Donc les premiers échanges de tirs ont lieu dans la matinée, vers les huit heures. Au passage, il convient de saluer ce bel effort, ce n’est pas tous les jours que les trafiquants sont debout à une heure aussi matinale. Ni une, ni deux, aussitôt averti des faits, le directeur de la police décide de se rendre sur les lieux, et pour rejoindre rapidement le champ de bataille, alors qu’il se déplace dans un véhicule banalisé, il demande à ce que le gyrophare magnétique soit posé sur le toit et le deux-tons activé. Sauf que l’arrivée impromptue de trois véhicules, toutes sirènes hurlantes, n’a pas, mais alors pas du tout, impressionné les protagonistes du remake de « réglement de compte à OK Coral« . Dès qu’il s’agit de foutre sur la gueule des représentants de la maison j’t’arquepince, tout le monde se réconcilie. C’est ce qui arriva dans la riante cité de la Castellane, et les véhicules se retrouvèrent sous le feu des anciens ennemis, rabibochés par leur haine commune du flic. Aussitôt, on fait appel au GIPN. Les hommes en noir déboulent, un hélicoptère survole la zone, parce qu’il faut tout faire pour rattraper le coup. Car il faut bien l’avouer, ça la fout mal alors que l’hidalgo est sur le point d’arriver, accompagné du ministre de l’Intérieur, et de la ministre de l’Education nationale, pour une visite sur les thèmes de la sécurité et de l’éducation. Le quartier est bouclé par les CRS, et 5 à 7 individus se retranchent dans une tour de la cité. Echanges de tirs, dont certains terminent leur course dans un mur mitoyen d’un collège. Du coup, tous les élèves des écoles, collèges, lycées proches sont confinés dans leurs établissements, les parents ne peuvent pas venir les récupérer. Finalement, les malfrats se sont égaillés dans la nature. Après une fouille minutieuse, sept kalachnikovs et une vingtaine de kilos de drogue ont été retrouvés.

marseille

Notez au passage la décontraction des locaux guère impressionnés. La routine.

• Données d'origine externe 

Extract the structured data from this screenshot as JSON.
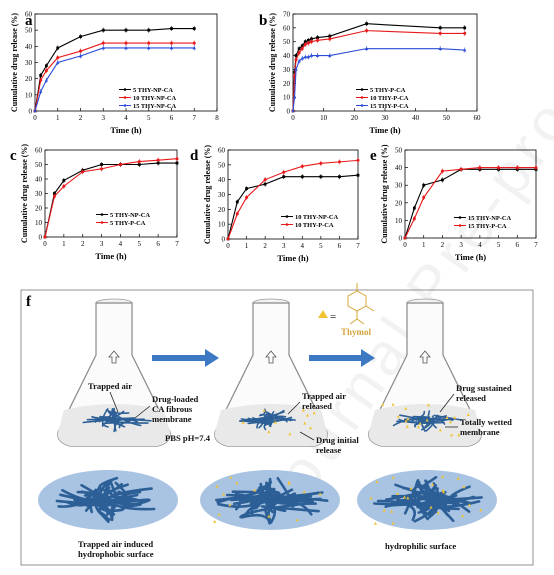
{
  "panels": [
    {
      "letter": "a",
      "xlabel": "Time (h)",
      "ylabel": "Cumulative drug release (%)",
      "xlim": [
        0,
        8
      ],
      "ylim": [
        0,
        60
      ],
      "xticks": [
        0,
        1,
        2,
        3,
        4,
        5,
        6,
        7,
        8
      ],
      "yticks": [
        0,
        10,
        20,
        30,
        40,
        50,
        60
      ]
    },
    {
      "letter": "b",
      "xlabel": "Time (h)",
      "ylabel": "Cumulative drug release (%)",
      "xlim": [
        0,
        60
      ],
      "ylim": [
        0,
        70
      ],
      "xticks": [
        0,
        10,
        20,
        30,
        40,
        50,
        60
      ],
      "yticks": [
        0,
        10,
        20,
        30,
        40,
        50,
        60,
        70
      ]
    },
    {
      "letter": "c",
      "xlabel": "Time (h)",
      "ylabel": "Cumulative drug release (%)",
      "xlim": [
        0,
        7
      ],
      "ylim": [
        0,
        60
      ],
      "xticks": [
        0,
        1,
        2,
        3,
        4,
        5,
        6,
        7
      ],
      "yticks": [
        0,
        10,
        20,
        30,
        40,
        50,
        60
      ]
    },
    {
      "letter": "d",
      "xlabel": "Time (h)",
      "ylabel": "Cumulative drug release (%)",
      "xlim": [
        0,
        7
      ],
      "ylim": [
        0,
        60
      ],
      "xticks": [
        0,
        1,
        2,
        3,
        4,
        5,
        6,
        7
      ],
      "yticks": [
        0,
        10,
        20,
        30,
        40,
        50,
        60
      ]
    },
    {
      "letter": "e",
      "xlabel": "Time (h)",
      "ylabel": "Cumulative drug release (%)",
      "xlim": [
        0,
        7
      ],
      "ylim": [
        0,
        50
      ],
      "xticks": [
        0,
        1,
        2,
        3,
        4,
        5,
        6,
        7
      ],
      "yticks": [
        0,
        10,
        20,
        30,
        40,
        50
      ]
    }
  ],
  "chart_data": [
    {
      "type": "line",
      "panel": "a",
      "x": [
        0,
        0.25,
        0.5,
        1,
        2,
        3,
        4,
        5,
        6,
        7
      ],
      "series": [
        {
          "name": "5 THY-NP-CA",
          "color": "#000000",
          "marker": "square",
          "values": [
            0,
            22,
            28,
            39,
            46,
            50,
            50,
            50,
            51,
            51
          ]
        },
        {
          "name": "10 THY-NP-CA",
          "color": "#e8191b",
          "marker": "circle",
          "values": [
            0,
            19,
            25,
            33,
            37,
            42,
            42,
            42,
            42,
            42
          ]
        },
        {
          "name": "15 THY-NP-CA",
          "color": "#2a4cd7",
          "marker": "triangle",
          "values": [
            0,
            12,
            19,
            30,
            34,
            39,
            39,
            39,
            39,
            39
          ]
        }
      ]
    },
    {
      "type": "line",
      "panel": "b",
      "x": [
        0,
        0.5,
        1,
        2,
        3,
        4,
        5,
        6,
        8,
        12,
        24,
        48,
        56
      ],
      "series": [
        {
          "name": "5 THY-P-CA",
          "color": "#000000",
          "marker": "square",
          "values": [
            0,
            28,
            40,
            45,
            47,
            50,
            51,
            52,
            53,
            54,
            63,
            60,
            60
          ]
        },
        {
          "name": "10 THY-P-CA",
          "color": "#e8191b",
          "marker": "circle",
          "values": [
            0,
            25,
            37,
            42,
            45,
            48,
            49,
            50,
            51,
            52,
            58,
            56,
            56
          ]
        },
        {
          "name": "15 THY-P-CA",
          "color": "#2a4cd7",
          "marker": "triangle",
          "values": [
            0,
            10,
            30,
            36,
            38,
            39,
            39,
            40,
            40,
            40,
            45,
            45,
            44
          ]
        }
      ]
    },
    {
      "type": "line",
      "panel": "c",
      "x": [
        0,
        0.5,
        1,
        2,
        3,
        4,
        5,
        6,
        7
      ],
      "series": [
        {
          "name": "5 THY-NP-CA",
          "color": "#000000",
          "marker": "square",
          "values": [
            0,
            30,
            39,
            46,
            50,
            50,
            50,
            51,
            51
          ]
        },
        {
          "name": "5 THY-P-CA",
          "color": "#e8191b",
          "marker": "circle",
          "values": [
            0,
            28,
            35,
            45,
            47,
            50,
            52,
            53,
            54
          ]
        }
      ]
    },
    {
      "type": "line",
      "panel": "d",
      "x": [
        0,
        0.5,
        1,
        2,
        3,
        4,
        5,
        6,
        7
      ],
      "series": [
        {
          "name": "10 THY-NP-CA",
          "color": "#000000",
          "marker": "square",
          "values": [
            0,
            25,
            34,
            37,
            42,
            42,
            42,
            42,
            43
          ]
        },
        {
          "name": "10 THY-P-CA",
          "color": "#e8191b",
          "marker": "circle",
          "values": [
            0,
            17,
            28,
            40,
            45,
            49,
            51,
            52,
            53
          ]
        }
      ]
    },
    {
      "type": "line",
      "panel": "e",
      "x": [
        0,
        0.5,
        1,
        2,
        3,
        4,
        5,
        6,
        7
      ],
      "series": [
        {
          "name": "15 THY-NP-CA",
          "color": "#000000",
          "marker": "square",
          "values": [
            0,
            17,
            30,
            33,
            39,
            39,
            39,
            39,
            39
          ]
        },
        {
          "name": "15 THY-P-CA",
          "color": "#e8191b",
          "marker": "circle",
          "values": [
            0,
            11,
            23,
            38,
            39,
            40,
            40,
            40,
            40
          ]
        }
      ]
    }
  ],
  "diagram": {
    "letter": "f",
    "thymol_label": "Thymol",
    "labels": {
      "trapped_air": "Trapped air",
      "drug_loaded_1": "Drug-loaded",
      "drug_loaded_2": "CA fibrous",
      "drug_loaded_3": "membrane",
      "pbs": "PBS pH=7.4",
      "air_released_1": "Trapped air",
      "air_released_2": "released",
      "drug_initial_1": "Drug initial",
      "drug_initial_2": "release",
      "sustained_1": "Drug sustained",
      "sustained_2": "released",
      "wetted_1": "Totally wetted",
      "wetted_2": "membrane",
      "hydrophobic_1": "Trapped air induced",
      "hydrophobic_2": "hydrophobic surface",
      "hydrophilic": "hydrophilic surface"
    },
    "colors": {
      "fiber": "#2d5f97",
      "arrow": "#3d78c2",
      "drop": "#f0c330",
      "ellipse": "#a9c4e2"
    }
  },
  "watermark": "Journal Pre-proof"
}
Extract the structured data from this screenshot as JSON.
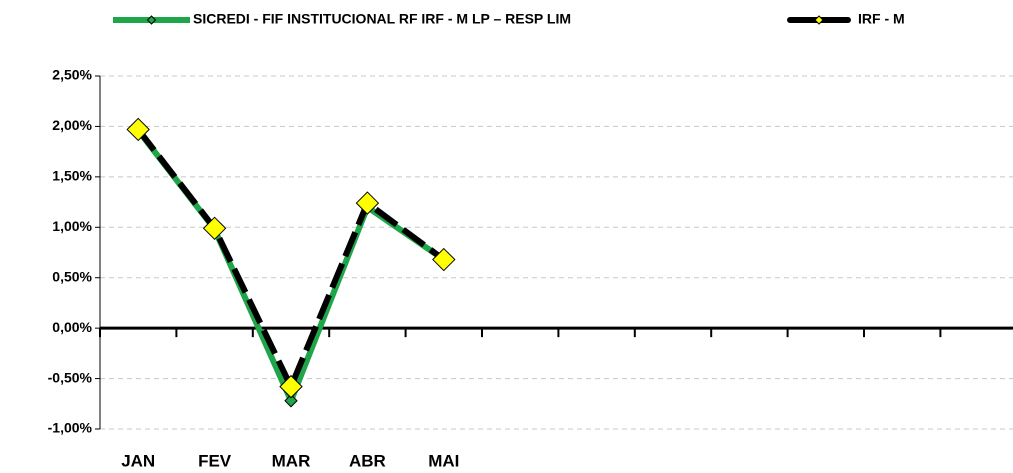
{
  "chart_data": {
    "type": "line",
    "categories": [
      "JAN",
      "FEV",
      "MAR",
      "ABR",
      "MAI",
      null,
      null,
      null,
      null,
      null,
      null,
      null
    ],
    "series": [
      {
        "name": "SICREDI - FIF INSTITUCIONAL RF IRF - M LP – RESP LIM",
        "color": "#1fa64a",
        "marker_color": "#1fa64a",
        "dashed": false,
        "values": [
          1.96,
          0.98,
          -0.72,
          1.2,
          0.68,
          null,
          null,
          null,
          null,
          null,
          null,
          null
        ]
      },
      {
        "name": "IRF - M",
        "color": "#000000",
        "marker_color": "#ffff00",
        "dashed": true,
        "values": [
          1.97,
          0.99,
          -0.58,
          1.24,
          0.68,
          null,
          null,
          null,
          null,
          null,
          null,
          null
        ]
      }
    ],
    "ylim": [
      -1,
      2.5
    ],
    "yticks": [
      {
        "value": -1,
        "label": "-1,00%"
      },
      {
        "value": -0.5,
        "label": "-0,50%"
      },
      {
        "value": 0,
        "label": "0,00%"
      },
      {
        "value": 0.5,
        "label": "0,50%"
      },
      {
        "value": 1,
        "label": "1,00%"
      },
      {
        "value": 1.5,
        "label": "1,50%"
      },
      {
        "value": 2,
        "label": "2,00%"
      },
      {
        "value": 2.5,
        "label": "2,50%"
      }
    ],
    "grid": true,
    "legend": "top"
  }
}
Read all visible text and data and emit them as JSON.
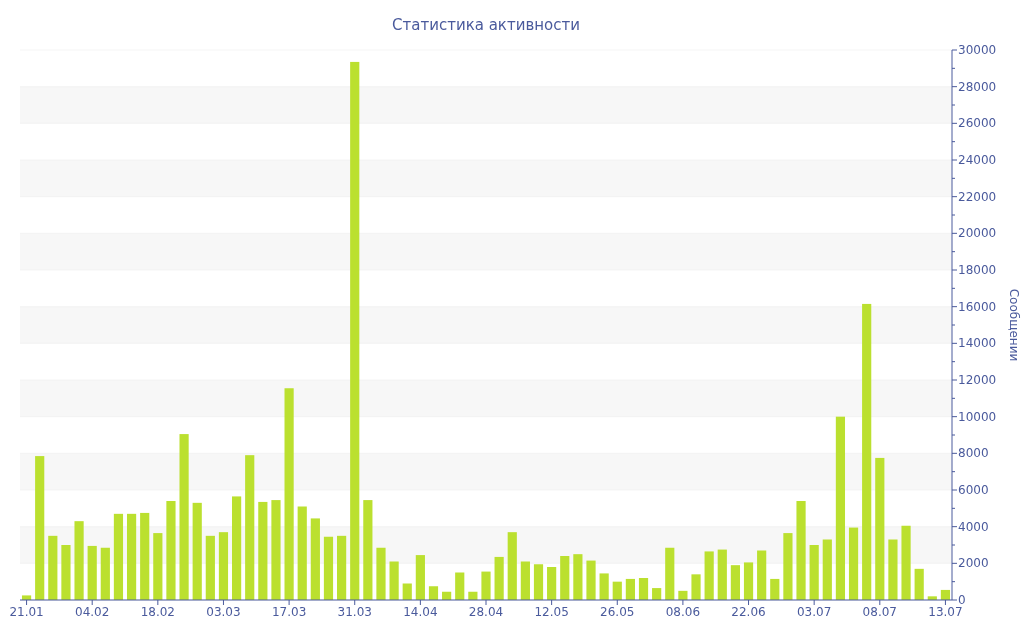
{
  "chart_data": {
    "type": "bar",
    "title": "Статистика активности",
    "y2label": "Сообщении",
    "categories": [
      "21.01",
      null,
      null,
      null,
      null,
      "04.02",
      null,
      null,
      null,
      null,
      "18.02",
      null,
      null,
      null,
      null,
      "03.03",
      null,
      null,
      null,
      null,
      "17.03",
      null,
      null,
      null,
      null,
      "31.03",
      null,
      null,
      null,
      null,
      "14.04",
      null,
      null,
      null,
      null,
      "28.04",
      null,
      null,
      null,
      null,
      "12.05",
      null,
      null,
      null,
      null,
      "26.05",
      null,
      null,
      null,
      null,
      "08.06",
      null,
      null,
      null,
      null,
      "22.06",
      null,
      null,
      null,
      null,
      "03.07",
      null,
      null,
      null,
      null,
      "08.07",
      null,
      null,
      null,
      null,
      "13.07"
    ],
    "series": [
      {
        "color": "#bbe02f",
        "axis": "y2",
        "values": [
          250,
          7850,
          3500,
          3000,
          4300,
          2950,
          2850,
          4700,
          4700,
          4750,
          3650,
          5400,
          9050,
          5300,
          3500,
          3700,
          5650,
          7900,
          5350,
          5450,
          11550,
          5100,
          4450,
          3450,
          3500,
          29350,
          5450,
          2850,
          2100,
          900,
          2450,
          750,
          450,
          1500,
          450,
          1550,
          2350,
          3700,
          2100,
          1950,
          1800,
          2400,
          2500,
          2150,
          1450,
          1000,
          1150,
          1200,
          650,
          2850,
          500,
          1400,
          2650,
          2750,
          1900,
          2050,
          2700,
          1150,
          3650,
          5400,
          3000,
          3300,
          10000,
          3950,
          16150,
          7750,
          3300,
          4050,
          1700,
          200,
          550
        ]
      }
    ],
    "y2lim": [
      0,
      30000
    ],
    "y2ticks": [
      0,
      2000,
      4000,
      6000,
      8000,
      10000,
      12000,
      14000,
      16000,
      18000,
      20000,
      22000,
      24000,
      26000,
      28000,
      30000
    ],
    "grid": "y"
  }
}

Selon le premier ministre, ces tirs « seraient inacceptables« . Whaouh ! Moi qui croyait être un cador pour ce qui est d’enfoncer des portes ouvertes, j’ai trouvé mon maître. Je m’incline bien bas. Pour ma part, je préfère laisser la parole à celle qui avait été ridiculisée par son parti lorsqu’elle avait brigué la candidature à la mairie de Marseille l’an dernier, Samia Ghali : « J’ai été prévenue par des parents inquiets qui voyaient des jeunes cagoulés et armés s’installer un peu partout dans la cité, y compris des snipers sur les toits. d’opération de guerre qui se préparait. Je ne sais qui ou quoi était visé, mais si ces gens ont pris ces risques, ce n’est pas pour rien. Ils voulaient intimider, lancer un défi. […] Malheureusement j’ai eu raison avant tout le monde. On disait que j’allais trop loin à l’époque. En fait, c’est nous qui n’allions pas assez vite. On nous parle de la Syrie aujourd’hui, mais la peur au ventre est la même à la Castellane et dans d’autres cités des quartiers Nord. Les gens vivent dans ces cités comme dans une prison à ciel ouvert, gardée par les dealers, les proxénètes et les voyous. Ils ne veulent qu’en partir. Ils n’en peuvent plus d’entendre tirer tous les jours. » Il faut faire la part des choses, mettre de côté l’exagération qu’on portera au compte du tempérament méditerranéen de la sénatrice. Marseille n’est pas encore la Syrie, loin s’en faut. En revanche, il est clair que si rien de véritablement sérieux n’est fait, Marseille finira par ressembler au Rio de Janeiro qui est dépeint dans « Troupe d’élite« . Constat qui a d’ailleurs été fait par un criminologue canadien de ma connaissance, spécialiste de ce genre de problématique, et qui participe à la mise en place et la formation de forces de police modernes dans des pays notoirement connus pour leurs bandes armées tels que l’Ethiopie, etc.